Louis Apprecicio Leonard (born July 16, 1984) is an American former professional football player who was a defensive tackle in the National Football League (NFL). He played college football for the Fresno State Bulldogs and was signed by the San Diego Chargers as an undrafted free agent in 2007.
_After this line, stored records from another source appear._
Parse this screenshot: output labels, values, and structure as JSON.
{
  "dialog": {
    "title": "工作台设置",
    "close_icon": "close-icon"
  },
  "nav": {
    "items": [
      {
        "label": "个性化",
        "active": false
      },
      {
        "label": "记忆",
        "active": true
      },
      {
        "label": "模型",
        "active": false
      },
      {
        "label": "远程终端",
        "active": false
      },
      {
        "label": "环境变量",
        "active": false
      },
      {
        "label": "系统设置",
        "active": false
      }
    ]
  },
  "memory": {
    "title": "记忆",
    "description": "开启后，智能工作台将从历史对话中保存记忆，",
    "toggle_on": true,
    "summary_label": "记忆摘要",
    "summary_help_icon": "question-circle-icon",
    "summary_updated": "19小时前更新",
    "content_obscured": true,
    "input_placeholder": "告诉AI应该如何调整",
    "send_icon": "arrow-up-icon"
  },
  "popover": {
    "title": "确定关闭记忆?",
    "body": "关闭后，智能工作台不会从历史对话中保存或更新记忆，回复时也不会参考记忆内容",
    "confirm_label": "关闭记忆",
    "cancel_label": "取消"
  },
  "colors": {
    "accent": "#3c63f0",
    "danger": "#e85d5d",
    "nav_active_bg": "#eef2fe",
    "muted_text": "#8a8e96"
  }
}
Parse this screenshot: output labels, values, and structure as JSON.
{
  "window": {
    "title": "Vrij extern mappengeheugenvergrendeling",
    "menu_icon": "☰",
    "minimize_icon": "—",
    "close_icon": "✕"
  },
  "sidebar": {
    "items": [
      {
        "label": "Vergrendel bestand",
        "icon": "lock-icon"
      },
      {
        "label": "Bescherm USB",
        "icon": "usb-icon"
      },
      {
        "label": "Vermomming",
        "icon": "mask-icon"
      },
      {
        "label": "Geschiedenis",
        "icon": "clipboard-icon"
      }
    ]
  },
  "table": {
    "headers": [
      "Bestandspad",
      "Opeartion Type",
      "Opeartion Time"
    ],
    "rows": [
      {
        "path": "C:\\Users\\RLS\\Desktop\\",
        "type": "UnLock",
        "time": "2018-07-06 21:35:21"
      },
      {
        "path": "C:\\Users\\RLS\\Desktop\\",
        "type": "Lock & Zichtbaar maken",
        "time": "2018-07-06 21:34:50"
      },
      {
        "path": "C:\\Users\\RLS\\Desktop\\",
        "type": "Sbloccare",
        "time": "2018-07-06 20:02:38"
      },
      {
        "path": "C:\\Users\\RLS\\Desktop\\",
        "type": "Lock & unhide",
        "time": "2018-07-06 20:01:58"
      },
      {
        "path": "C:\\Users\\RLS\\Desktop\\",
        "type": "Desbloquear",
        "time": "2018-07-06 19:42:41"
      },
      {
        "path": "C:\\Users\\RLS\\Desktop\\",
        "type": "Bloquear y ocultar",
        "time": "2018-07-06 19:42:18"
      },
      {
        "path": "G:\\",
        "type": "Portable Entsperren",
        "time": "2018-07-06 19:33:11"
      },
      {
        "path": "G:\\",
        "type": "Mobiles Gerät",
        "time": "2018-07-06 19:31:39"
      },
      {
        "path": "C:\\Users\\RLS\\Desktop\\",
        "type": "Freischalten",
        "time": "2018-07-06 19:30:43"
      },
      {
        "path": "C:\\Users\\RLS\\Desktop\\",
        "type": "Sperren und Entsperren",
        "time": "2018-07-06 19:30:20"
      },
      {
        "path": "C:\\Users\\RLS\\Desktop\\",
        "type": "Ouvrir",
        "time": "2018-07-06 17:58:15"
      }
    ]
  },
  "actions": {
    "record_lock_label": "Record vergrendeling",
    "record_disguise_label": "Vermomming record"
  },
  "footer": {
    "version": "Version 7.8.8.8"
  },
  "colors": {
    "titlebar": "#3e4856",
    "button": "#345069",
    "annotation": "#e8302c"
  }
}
Leonard also played for the St. Louis Rams, Cleveland Browns, Carolina Panthers, New England Patriots, and Denver Broncos.

==Early life==
Born in Los Angeles and raised in nearby Compton, Leonard attended Verbum Dei High School in Los Angeles, where as a senior he made 106 tackles (18 for a loss), seven sacks, and four fumble recoveries. He was a first-team All-CIF and All-League selection, and was named to the Los Angeles Times All-Central City first-team.

==College career==
Leonard played college football for the Fresno State Bulldogs. After redshirting in 2002, Leonard played in nine games as a freshman in 2003, recording five tackles. In 2004, Leonard played in nine games, starting three, and had eight tackles. As a junior in 2005, he started all 13 games, finishing with 26 tackles and 2.5 sacks. In 2006, his final season, Leonard started all 12 games, recording 26 tackles and three sacks.

==Professional career==

===San Diego Chargers===
Leonard was originally signed by the San Diego Chargers as an undrafted rookie free agent on May 4, 2007, was waived on September 1, 2007, and re-signed to the team's practice squad two days later.

===St. Louis Rams===
After spending the first week of the 2007 season on the Chargers' practice squad, Leonard was signed by the St. Louis Rams to their active roster on September 12, 2007, but was waived on October 6, 2007, after being inactive for three games.

===Cleveland Browns===
Leonard was claimed by the Cleveland Browns off waivers on October 8, 2007. He played in four games during his rookie season. With the Browns in 2008, Leonard played in all 16 games, starting four at defensive end in place of an injured Shaun Smith. He finished his second season with 25 tackles.

===Carolina Panthers===
Leonard was traded to the Carolina Panthers in exchange for a sixth-round selection in the 2010 NFL draft on September 1, 2009. He played in two games for the Panthers, starting one, and recording six tackles before being placed on injured reserve with a fractured ankle on September 22, 2009. Leonard was re-signed as a restricted free agent after the season but was waived on September 28, 2010, after playing in two games for the Panthers in 2010.

===New England Patriots===
Leonard was signed by the New England Patriots on December 15, 2010. He was waived by the Patriots on December 21, 2010.

===Denver Broncos===
Leonard was signed by the Denver Broncos on December 27, 2010.